Niall Murphy, CEO e co-fundador da EVRYTHNG explica :

A realidade é quando você olha para o comportamento do consumidor, e o que eles querem, são coisas muito simples. Eles querem entender como algo foi feito, como cuidar da peça adequadamente e detalhes sobre suas propriedades.

É para marcas que essa etiqueta à moda Internet das Coisas se mostra mais interessante, pelo menos em um primeiro momento. Ao criar a identidade digital de uma peça, as empresas poderão ensinar o cliente a lavar adequadamente determinado tecido e até dar sugestões de como combinar tal produto com outros. Mais do que isso, tais identificadores vão ajudar as marcas a conhecer melhor seus clientes, o que compram, e também combater a pirataria, um grande problema da indústria da moda segundo Murphy.

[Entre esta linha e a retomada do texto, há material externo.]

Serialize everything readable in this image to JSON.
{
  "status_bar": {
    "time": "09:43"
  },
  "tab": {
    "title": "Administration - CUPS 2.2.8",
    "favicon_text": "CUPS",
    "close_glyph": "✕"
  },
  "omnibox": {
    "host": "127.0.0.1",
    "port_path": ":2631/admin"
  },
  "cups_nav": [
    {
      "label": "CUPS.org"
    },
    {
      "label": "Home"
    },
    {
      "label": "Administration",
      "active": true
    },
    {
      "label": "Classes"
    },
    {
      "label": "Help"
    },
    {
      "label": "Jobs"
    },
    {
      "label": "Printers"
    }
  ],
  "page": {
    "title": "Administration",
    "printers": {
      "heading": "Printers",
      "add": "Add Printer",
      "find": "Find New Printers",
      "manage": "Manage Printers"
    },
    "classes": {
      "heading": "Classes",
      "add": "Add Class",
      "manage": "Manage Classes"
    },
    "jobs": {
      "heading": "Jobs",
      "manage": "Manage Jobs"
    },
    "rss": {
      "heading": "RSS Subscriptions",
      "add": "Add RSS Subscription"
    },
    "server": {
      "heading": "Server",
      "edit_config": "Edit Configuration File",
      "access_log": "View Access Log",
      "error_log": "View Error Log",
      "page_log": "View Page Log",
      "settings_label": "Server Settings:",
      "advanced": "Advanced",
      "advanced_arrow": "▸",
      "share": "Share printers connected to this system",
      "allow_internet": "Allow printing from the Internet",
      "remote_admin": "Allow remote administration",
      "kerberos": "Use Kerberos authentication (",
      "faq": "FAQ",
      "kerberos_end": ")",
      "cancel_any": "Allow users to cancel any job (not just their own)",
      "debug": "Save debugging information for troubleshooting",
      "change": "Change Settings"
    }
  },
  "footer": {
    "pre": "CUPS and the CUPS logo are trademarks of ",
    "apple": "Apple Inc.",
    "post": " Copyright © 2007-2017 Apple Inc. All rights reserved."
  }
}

E a privacidade na Internet das Coisas?

Tudo isso ainda é muito novo, inclusive para a Internet das Coisas, e questões como segurança e privacidade veem à tona. Mas e todos esses dados gerados, como ficam? Murphy lembra que suas etiquetas não serão uma espécie de Big Brother e não vão sair coletando informações por aí. A ideia é que quando usuário quiser, e der permissão para isso, elas serão inteligentes, ajudando-o a cuidar melhor daquele vestido predileto ou mesmo avisando quando sai a próxima coleção que é a sua cara.